In Cantor, Virginians See Both a Hero and a Hindrance

In Cantor, Virginians See Both a Hero and a Hindrance

By Caitlin Huey-Burns - January 18, 2012


RICHMOND, Va. -- Standing behind the counter of her home-and-garden gift store, nestled amid other shops and offices in a quaint shopping village off state Route 60, Gwen Moore says in a soft voice, "I fear Obama."

Moore is a native Virginian, and a Republican, who opened Cottage Lane eight years ago. Like many small business owners, she is unnerved by the sweeping health care legislation passed by congressional Democrats and signed into law in 2010 by President Obama, despite the fact that it exempts small businesses from its mandates. "I detest what Obama is doing," she says. Thankfully, she adds, her congressman is doing exactly what she wants him to do: He’s standing up to the White House.

That congressman is Eric Cantor, the House majority leader whom Obama has tried to make the poster child of partisan Washington gridlock. In September, the president promoted his new jobs plan in Cantor's Republican-leaning 7th Congressional District near Richmond. A month later, at a Texas event to sell his jobs plan, he called out Cantor by name, saying, "He won't even let this jobs bill have a vote in the House of Representatives."

It's unlikely, but not out of the realm of possibility, some Democratic officials say, that their party can oust Cantor from Congress. But the tense exchanges between the president and the second-highest-ranking Republican in the lower chamber have come to epitomize the negotiating-table disconnect that now characterizes Washington. The spat also seems to be energizing their respective bases in this part of Virginia, a critical battleground state heading into the 2012 election.

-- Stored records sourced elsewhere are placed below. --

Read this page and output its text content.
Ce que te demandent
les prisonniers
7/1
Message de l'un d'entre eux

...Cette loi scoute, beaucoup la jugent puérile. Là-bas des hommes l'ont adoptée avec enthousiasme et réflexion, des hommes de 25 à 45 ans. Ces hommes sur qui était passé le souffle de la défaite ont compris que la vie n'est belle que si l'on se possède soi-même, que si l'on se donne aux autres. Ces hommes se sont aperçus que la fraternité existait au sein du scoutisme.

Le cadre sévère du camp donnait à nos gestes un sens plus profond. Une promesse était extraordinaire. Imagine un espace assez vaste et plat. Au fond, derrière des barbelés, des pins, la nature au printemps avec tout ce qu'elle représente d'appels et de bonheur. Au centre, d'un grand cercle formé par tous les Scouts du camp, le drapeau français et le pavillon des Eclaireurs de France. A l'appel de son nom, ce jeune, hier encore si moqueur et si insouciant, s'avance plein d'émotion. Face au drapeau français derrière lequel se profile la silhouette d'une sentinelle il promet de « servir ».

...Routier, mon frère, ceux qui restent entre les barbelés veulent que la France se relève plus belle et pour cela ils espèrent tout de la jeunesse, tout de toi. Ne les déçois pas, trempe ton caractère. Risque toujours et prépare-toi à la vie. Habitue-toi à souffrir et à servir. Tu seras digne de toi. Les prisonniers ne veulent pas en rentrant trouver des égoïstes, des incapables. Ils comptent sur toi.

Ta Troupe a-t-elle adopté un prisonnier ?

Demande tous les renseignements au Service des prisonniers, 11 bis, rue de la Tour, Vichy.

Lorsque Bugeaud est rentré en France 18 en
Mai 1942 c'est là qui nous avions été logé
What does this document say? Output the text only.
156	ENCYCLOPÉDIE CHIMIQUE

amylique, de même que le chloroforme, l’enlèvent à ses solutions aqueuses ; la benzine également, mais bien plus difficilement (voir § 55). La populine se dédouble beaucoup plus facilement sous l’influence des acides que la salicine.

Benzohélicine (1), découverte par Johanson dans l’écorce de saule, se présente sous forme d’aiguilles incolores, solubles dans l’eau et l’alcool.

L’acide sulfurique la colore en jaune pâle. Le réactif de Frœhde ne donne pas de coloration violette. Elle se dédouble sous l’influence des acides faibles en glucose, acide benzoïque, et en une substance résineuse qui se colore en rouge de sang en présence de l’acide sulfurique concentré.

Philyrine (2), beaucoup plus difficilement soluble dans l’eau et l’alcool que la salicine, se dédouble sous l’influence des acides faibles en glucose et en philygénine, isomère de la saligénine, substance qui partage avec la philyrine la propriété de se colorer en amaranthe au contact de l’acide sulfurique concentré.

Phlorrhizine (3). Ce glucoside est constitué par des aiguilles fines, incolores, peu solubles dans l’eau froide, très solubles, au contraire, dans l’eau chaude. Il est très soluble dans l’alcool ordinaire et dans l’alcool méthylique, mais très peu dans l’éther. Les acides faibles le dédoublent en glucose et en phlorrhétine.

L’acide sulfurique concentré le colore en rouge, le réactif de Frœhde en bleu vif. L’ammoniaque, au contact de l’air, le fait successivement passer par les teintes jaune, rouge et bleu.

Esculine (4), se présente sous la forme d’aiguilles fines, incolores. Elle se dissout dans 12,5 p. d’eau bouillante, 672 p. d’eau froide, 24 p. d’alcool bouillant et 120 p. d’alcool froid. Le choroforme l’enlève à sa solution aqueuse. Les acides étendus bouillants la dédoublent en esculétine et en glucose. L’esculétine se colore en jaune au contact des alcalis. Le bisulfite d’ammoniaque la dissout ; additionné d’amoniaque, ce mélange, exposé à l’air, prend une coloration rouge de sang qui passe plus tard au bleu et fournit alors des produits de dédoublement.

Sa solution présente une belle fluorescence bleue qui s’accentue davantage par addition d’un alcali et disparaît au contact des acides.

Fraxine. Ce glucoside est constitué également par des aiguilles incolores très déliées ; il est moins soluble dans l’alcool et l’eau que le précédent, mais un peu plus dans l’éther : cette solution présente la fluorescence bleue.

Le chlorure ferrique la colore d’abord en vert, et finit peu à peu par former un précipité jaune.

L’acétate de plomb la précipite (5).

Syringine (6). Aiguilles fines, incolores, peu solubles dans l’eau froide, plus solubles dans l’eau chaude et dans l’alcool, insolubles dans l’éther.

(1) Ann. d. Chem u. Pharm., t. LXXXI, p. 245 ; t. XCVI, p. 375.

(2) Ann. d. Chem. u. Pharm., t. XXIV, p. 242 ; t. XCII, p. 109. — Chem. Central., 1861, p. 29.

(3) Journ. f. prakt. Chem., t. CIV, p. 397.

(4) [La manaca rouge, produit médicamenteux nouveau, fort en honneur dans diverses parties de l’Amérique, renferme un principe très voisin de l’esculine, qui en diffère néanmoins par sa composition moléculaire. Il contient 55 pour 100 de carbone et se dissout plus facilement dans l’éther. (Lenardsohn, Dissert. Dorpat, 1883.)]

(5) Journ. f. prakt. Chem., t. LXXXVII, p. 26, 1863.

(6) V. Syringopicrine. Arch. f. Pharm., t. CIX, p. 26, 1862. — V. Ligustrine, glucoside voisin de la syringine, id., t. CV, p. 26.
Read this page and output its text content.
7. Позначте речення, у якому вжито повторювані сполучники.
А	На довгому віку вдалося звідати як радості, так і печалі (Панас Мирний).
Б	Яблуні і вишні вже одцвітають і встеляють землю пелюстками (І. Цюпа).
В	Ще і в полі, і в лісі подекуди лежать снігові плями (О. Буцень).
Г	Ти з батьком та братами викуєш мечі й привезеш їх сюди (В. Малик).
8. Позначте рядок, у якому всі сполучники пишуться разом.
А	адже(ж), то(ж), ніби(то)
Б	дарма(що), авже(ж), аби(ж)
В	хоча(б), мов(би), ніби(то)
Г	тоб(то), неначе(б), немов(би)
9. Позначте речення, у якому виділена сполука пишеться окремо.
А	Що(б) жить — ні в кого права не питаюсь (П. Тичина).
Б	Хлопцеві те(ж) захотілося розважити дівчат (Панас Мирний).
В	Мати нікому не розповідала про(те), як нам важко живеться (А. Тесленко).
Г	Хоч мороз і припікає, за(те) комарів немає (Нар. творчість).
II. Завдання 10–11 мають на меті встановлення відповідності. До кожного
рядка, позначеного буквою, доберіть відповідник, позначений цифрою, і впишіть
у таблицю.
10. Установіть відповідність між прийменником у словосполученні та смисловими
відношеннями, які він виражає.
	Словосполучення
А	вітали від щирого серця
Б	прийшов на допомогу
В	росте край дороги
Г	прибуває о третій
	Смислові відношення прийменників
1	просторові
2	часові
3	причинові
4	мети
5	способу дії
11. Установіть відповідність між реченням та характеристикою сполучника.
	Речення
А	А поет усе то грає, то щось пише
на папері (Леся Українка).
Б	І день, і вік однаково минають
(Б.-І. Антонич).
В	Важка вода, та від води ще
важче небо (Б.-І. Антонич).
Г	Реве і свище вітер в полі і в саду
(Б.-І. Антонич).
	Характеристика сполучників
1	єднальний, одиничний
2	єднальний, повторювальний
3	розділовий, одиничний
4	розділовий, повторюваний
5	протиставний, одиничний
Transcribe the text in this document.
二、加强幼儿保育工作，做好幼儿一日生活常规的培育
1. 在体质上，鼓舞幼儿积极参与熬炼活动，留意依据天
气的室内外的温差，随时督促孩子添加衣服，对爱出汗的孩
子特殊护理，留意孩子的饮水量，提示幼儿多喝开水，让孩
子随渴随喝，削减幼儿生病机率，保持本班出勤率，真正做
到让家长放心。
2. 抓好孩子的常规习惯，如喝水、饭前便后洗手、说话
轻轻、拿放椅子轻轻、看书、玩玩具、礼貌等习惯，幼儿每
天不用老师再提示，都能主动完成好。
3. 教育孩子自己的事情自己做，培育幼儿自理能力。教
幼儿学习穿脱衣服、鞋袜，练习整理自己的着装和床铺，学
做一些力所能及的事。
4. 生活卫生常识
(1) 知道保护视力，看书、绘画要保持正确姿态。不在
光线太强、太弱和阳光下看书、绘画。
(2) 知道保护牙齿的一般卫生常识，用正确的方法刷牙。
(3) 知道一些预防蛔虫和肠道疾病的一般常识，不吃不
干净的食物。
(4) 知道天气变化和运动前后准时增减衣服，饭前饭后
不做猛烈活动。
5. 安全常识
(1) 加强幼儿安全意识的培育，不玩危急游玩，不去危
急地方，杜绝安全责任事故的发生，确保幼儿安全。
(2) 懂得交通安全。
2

While Moore thinks Cantor has shown "a tremendous amount of courage to stand against a corrupt system," Abbi Easter, the Democratic chairwoman of the 7th district, describes the congressman as "petulant, arrogant . . . standing up thinking he is some muckety-muck and treating the president really badly." Cantor rose quickly within the Republican leadership. An attorney who had served five terms in the Virginia House of Delegates, he was tapped by then Majority Whip Roy Blunt to serve as his deputy, and became a key player in getting support for the Medicare prescription drug benefit bill in 2003. He earned street cred for being a savvy fundraiser, but as majority leader Cantor has come to embrace the right of his party and is often seen as a thorn in Speaker John Boehner's side during critical negotiations.

Cantor's increased profile on Capitol Hill -- in fact, he tops GQ’s new list of the 50 most powerful people (not named Obama or Biden) in Washington -- has encouraged two Democrats to challenge him in his home district, says Easter, and a third is considering doing the same. These runs appear to be largely symbolic, as Cantor has won by large margins since his first election in 2000. "It's a difficult district, but people are very frustrated," Easter says.

Easter and state Senate Democratic Caucus Chairman Don McEachin of Henrico County -- which includes some of Cantor's district -- are encouraged by this past November’s commonwealth attorney race, in which a Democrat pulled off a surprise victory over two Republicans, including one backed by Cantor. Democrats put out robo-calls using Cantor as a target, which McEachin believes helped propel their candidate. McEachin served alongside Cantor in the state house and remembers him as "always someone you could work with." Now, he says, he doesn't recognize the "Washington version" of Cantor and is put off by the way he is "treating the executive branch." (McEachin also notes that Cantor sent him an e-mail when his father passed away.)

While Democrats are riled up over the congressman's treatment of the president, Doug White, a Republican who runs a small business consulting firm in Cantor's district, sees Obama's treatment of Cantor as uniting his foes: "My enemy's enemy is my friend," he says, echoing an old proverb.

The relationship between Obama and Cantor, two men with similarly strong ambitions but very different ideals, intrigues University of Richmond political science professor Daniel Palazzo, who has come to know the majority leader. "You have a president who sees in Cantor a foil of some kind," he says. And despite Cantor’s divisive reputation in Washington, Palazzo sees him playing a more unifying role, like he did in 2003 with the Medicare bill, within his party in the upcoming presidential elections. Cantor “is an establishment Republican, but he has really been called upon to be two things: the opposition party's voice against the president and to represent the interest of the Tea Party in the House," Palazzo says. "In a sense, he's got a foot in two different worlds, the ones that Mitt Romney” -- should he be the nominee -- “is going to try to bring together."

But Cantor's colleague Bobby Scott, a liberal Democrat whose district borders Cantor's, thinks the attention paid to the Cantor-Obama relationship is distracting. Scott wouldn't call Cantor out directly -- he insists the Virginia delegation on Capitol Hill is close-knit, thanks to the group's former dean John Warner, "who kind of set the tone that it makes more sense for us to get along with each other . . . but it doesn't mean we agree." Nonetheless, he blamed Republicans in the House and their leadership for stalling the president's jobs plan.